Animal è in terapia presso Jack Black per il contenimento della rabbia, Gonzo è un magnate degli impianti idraulici, Miss Piggy la direttrice di Vogue Francia, assistita da Emily Blunt, già schiava dei capricci di un'altra Vogue boss dello schermo, vestita Prada. Finisse qui, col contorno di Chris “Tex Richman” Cooper e dei suoi due scagnozzi, saremmo solo nel reame della “cosmesi”, con i Muppets affittati per scopiazzare le avventure altrui. Invece, la sapienza di questo film è quella di non perdere mai il centro e di tenere saldi in quella posizione i due protagonisti: Walter, un muppet che non ha ancora scoperto il proprio posto nello show, e Gary, un uomo che continua a sentirsi più muppet che umano.

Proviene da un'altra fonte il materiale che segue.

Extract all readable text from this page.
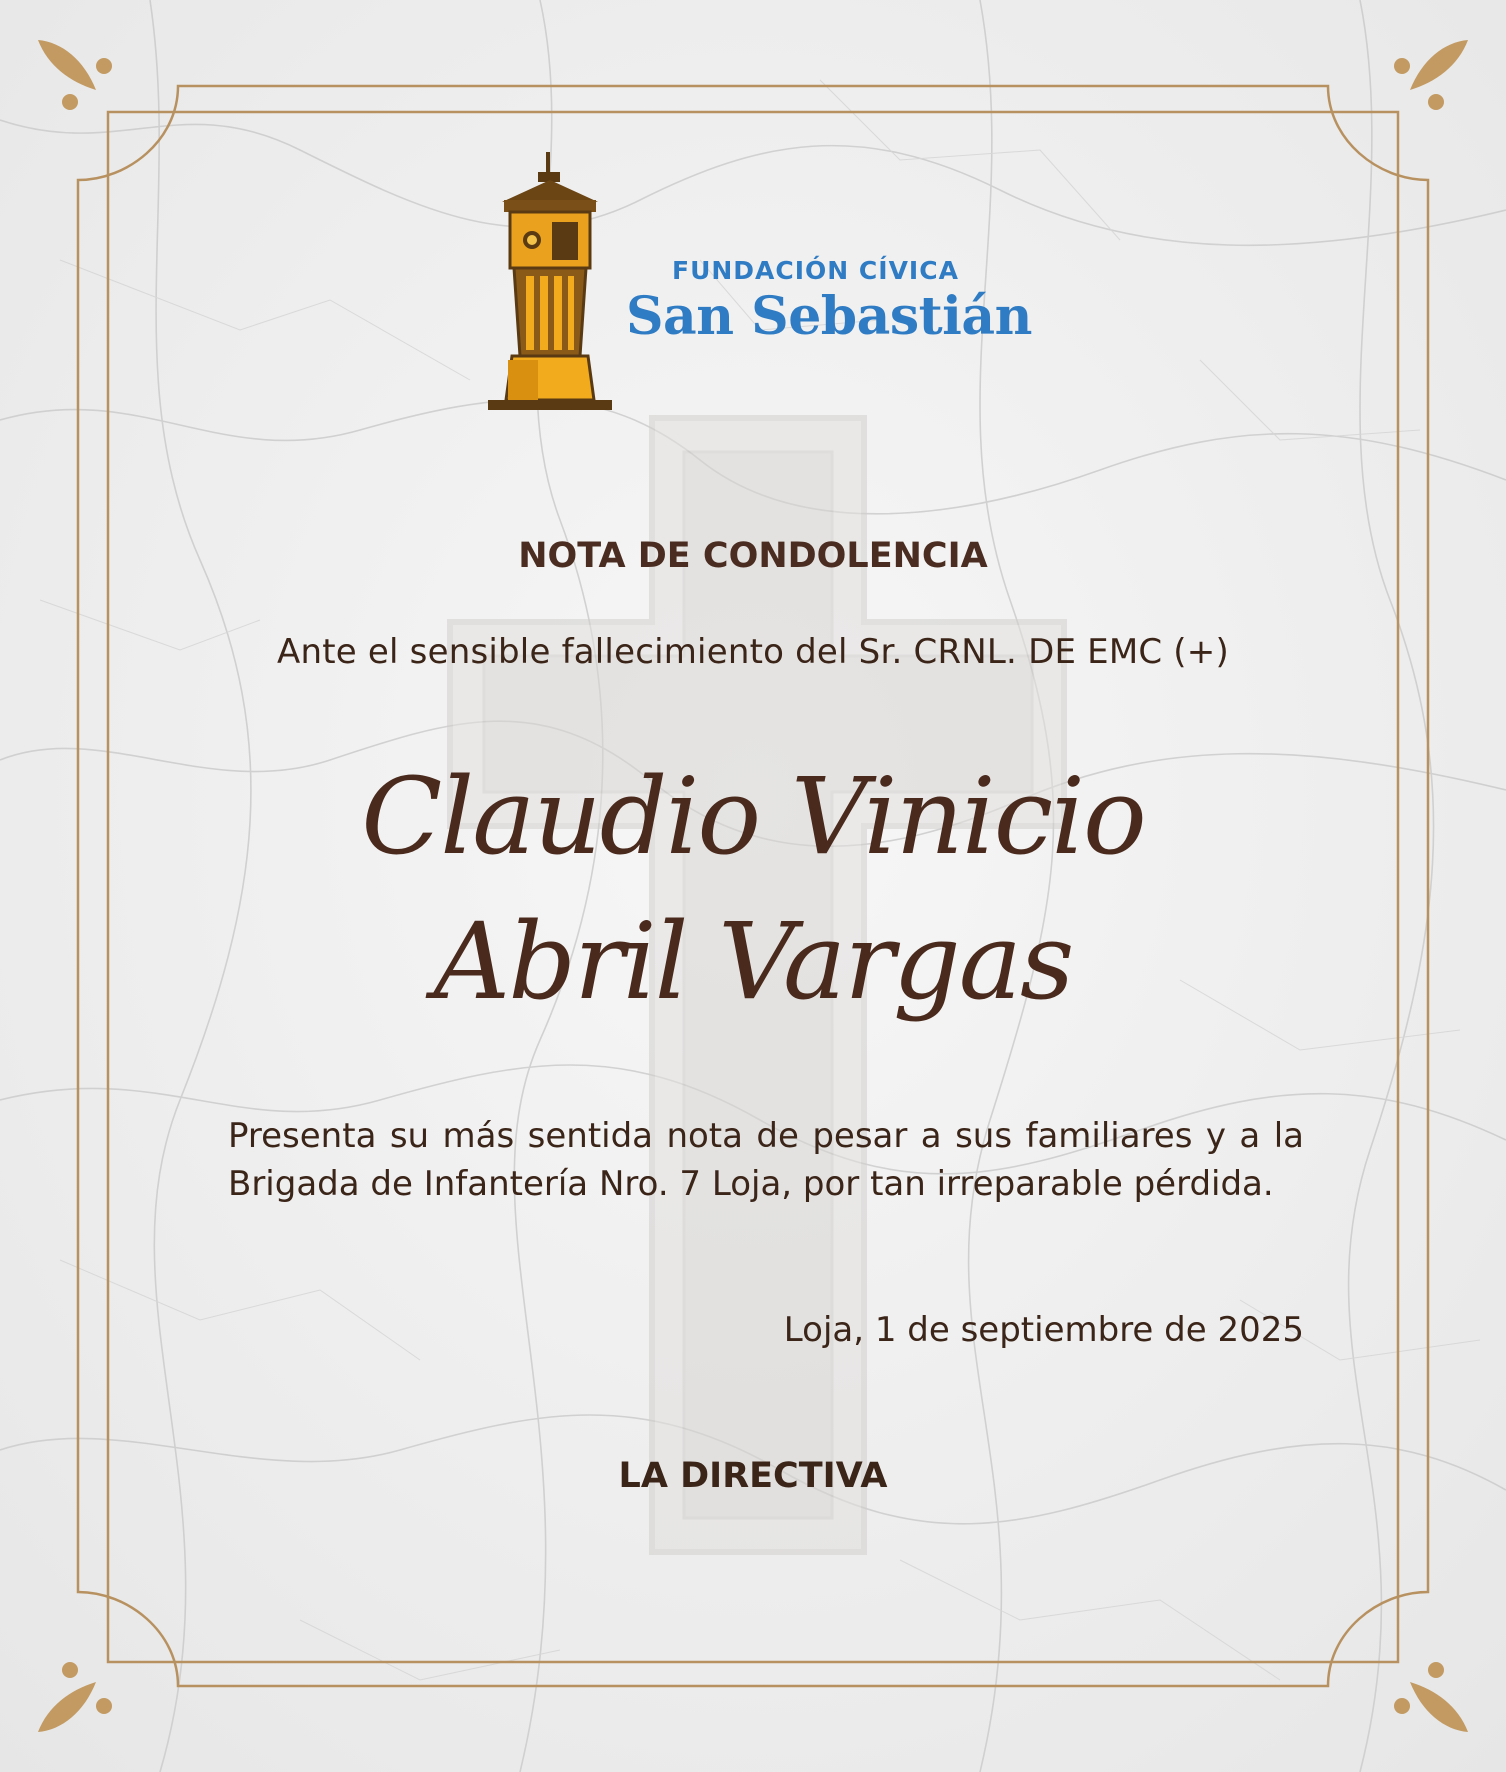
FUNDACIÓN CÍVICA
San Sebastián
NOTA DE CONDOLENCIA
Ante el sensible fallecimiento del Sr. CRNL. DE EMC (+)
Claudio Vinicio
Abril Vargas
Presenta su más sentida nota de pesar a sus familiares y a la Brigada de Infantería Nro. 7 Loja, por tan irreparable pérdida.
Loja, 1 de septiembre de 2025
LA DIRECTIVA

È la coppia ibrida la cifra dei Muppets e gli autori lo sanno. Omaggiando nell'estetica i classici Disney (qui coinvolta dietro le quinte), da Mary Poppins a Eliot, da Pomi d'ottone al recente Come d'incanto (con la stessa Amy Adams), i Muppets si confermano fuori dal tempo e dentro la magia, imperituri. Gli altri attori invecchiano, loro no. Una potenza straordinaria, questa, bilanciata soltanto dalla loro proverbiale e ironica umiltà: così, se prima il loro show ospitava le vecchie glorie, oggi fa posto alle stelle novelle.
E in questo can can che disserta allegramente dell'identità da trovare e dell'appartenenza da accettare, un colpo di genio ha nome e cognome: Jim Parsons, il più grande ibrido uomo-muppet della sua generazione.